For Many Israelis, Gaza Is a Place to Leave
By Glenn Frankel
Washington Post Foreign Service
Sunday, May 30, 2004; Page A24
JERUSALEM, May 29 -- Boaz Yemini has two sons in the Israeli army and an 18-year-old daughter who is about to be drafted. He's a loving father but a hardheaded soul, and his heart doesn't bleed for Palestinians. And when it comes to the Gaza Strip, he says he wants only one thing: out.
"For me, Gaza is hell," said Yemini, a 48-year-old silversmith. "There is no other word for it."
After nearly four years of suicide bombings, military incursions and diplomatic stalemate, many Israelis say they are ready for something new, according to interviews with politicians, analysts and ordinary citizens. Public opinion polls tell the same story. A solid majority of the moderate middle -- the people who send their children to the army, worry about terrorism and security and see Palestinians as more a threat than a partner -- say they are ready, even aching, to pull out of Gaza.
The recent images televised here of Palestinian militants triumphantly displaying body parts of six Israeli soldiers killed when their armored personnel carrier exploded in Gaza City, and of civilians in the Rafah refugee camp searching for their meager belongings among the ruins of homes demolished by Israeli soldiers, have compounded the feeling that Gaza is a cursed land in which Israel has no business and no future. No one wants his or her child to be the last one to die there.
"The public reaction is very simple: Build a high fence and get the hell out of there," said strategic analyst Yosef Alpher, co-founder of Bitterlemons.org, a Palestinian-Israeli Internet dialogue site.
Prime Minister Ariel Sharon captured the national mood three months ago when he declared, "I am working on the assumption that in the future there will be no Jews in Gaza."

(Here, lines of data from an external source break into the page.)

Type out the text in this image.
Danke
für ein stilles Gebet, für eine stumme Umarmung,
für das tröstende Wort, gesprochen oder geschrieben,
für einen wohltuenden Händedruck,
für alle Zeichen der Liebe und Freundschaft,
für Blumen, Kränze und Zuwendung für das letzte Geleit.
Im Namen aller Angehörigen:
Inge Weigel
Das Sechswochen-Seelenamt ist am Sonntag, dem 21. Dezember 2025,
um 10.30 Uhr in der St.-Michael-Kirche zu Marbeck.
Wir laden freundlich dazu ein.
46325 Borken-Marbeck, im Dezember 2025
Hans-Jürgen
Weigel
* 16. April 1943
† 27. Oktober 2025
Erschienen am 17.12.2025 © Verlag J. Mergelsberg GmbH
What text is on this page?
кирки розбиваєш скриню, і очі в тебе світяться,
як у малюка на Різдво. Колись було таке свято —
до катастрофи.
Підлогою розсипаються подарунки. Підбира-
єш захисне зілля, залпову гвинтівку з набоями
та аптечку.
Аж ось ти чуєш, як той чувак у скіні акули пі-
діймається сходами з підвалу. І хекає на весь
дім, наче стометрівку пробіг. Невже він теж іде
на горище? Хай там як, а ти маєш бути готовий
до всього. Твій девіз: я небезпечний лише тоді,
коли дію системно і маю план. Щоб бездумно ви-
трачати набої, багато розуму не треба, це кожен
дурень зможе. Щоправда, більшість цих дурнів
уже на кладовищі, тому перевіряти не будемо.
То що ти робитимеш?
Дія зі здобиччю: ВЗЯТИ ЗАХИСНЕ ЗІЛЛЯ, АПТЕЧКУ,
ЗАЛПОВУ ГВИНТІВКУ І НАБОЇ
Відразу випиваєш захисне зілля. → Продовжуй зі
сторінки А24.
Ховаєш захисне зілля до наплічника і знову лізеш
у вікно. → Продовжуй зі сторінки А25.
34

Sharon's declaration has turned Israel's volatile political scene on its head. Since then, the war hero and self-proclaimed patron of the Jewish settlement movement has faced emotional opposition from former allies who once worshiped him but now contend that his unilateral withdrawal plan is a threat to Israel's security and a betrayal of that movement. At the same time, he has won the grudging and skeptical support of Israeli peace activists, who recently took to the streets in Tel Aviv to show support for the plan of a leader they once reviled as a war criminal.
"The pendulum has swung," said Avraham Burg, former speaker of the Israeli parliament and a longtime political opponent of the prime minister. "I believe Sharon has started something that even he can't control anymore."
The traditional division between hawks and doves remains strong and bitter. The peace camp has undergone a mini-revival, with Israeli and Palestinian intellectuals and prominent politicians coming together to offer two similar proposals for a comprehensive peace settlement -- the Geneva agreement and the People's Voice initiative. The other side, buoyed by the defeat of Sharon's disengagement plan in a referendum of his Likud party this month, is maneuvering to deny him a majority in the cabinet for the proposal he is expected to present on Sunday.
Ever since the abortive negotiations at Camp David in the summer of 2000 and the subsequent Palestinian uprising, Israelis have complained there is no one to negotiate with on the Palestinian side.
That view has not changed in recent months. What has changed is the willingness of Israelis across much of the political spectrum to proceed unilaterally without a Palestinian partner. And to many of them, densely populated Gaza seems the logical place to begin, with its 1 million poverty-stricken Palestinians and its increasingly fundamentalist religious outlook.
"Israelis hate this piece of land," said Nahum Barnea, political columnist for Yedioth Aharonoth, Israel's most popular daily newspaper. "When Sharon said Israel has no purpose in Gaza, it was like the final verdict: You have a confession, you don't need more evidence."
The precedent for a Gaza withdrawal that proponents and critics cite most often is southern Lebanon. In May 2000, then-Prime Minister Ehud Barak abruptly and unilaterally pulled Israeli forces out of Israel's self-declared security zone there and ended 18 years of military occupation. Since then, despite occasional incidents, Israel's northern border has been relatively calm and Israeli casualties have dropped. But many critics -- Sharon chief among them -- contended that the withdrawal looked like a retreat to Israel's enemies and inspired Palestinians in the West Bank and Gaza to launch their uprising.
"The message we sent when we withdrew from Lebanon was that terror pays," said Yuri Shtern, a Knesset member and deputy minister strongly opposed to the move, "and withdrawing from Gaza could be much, much worse."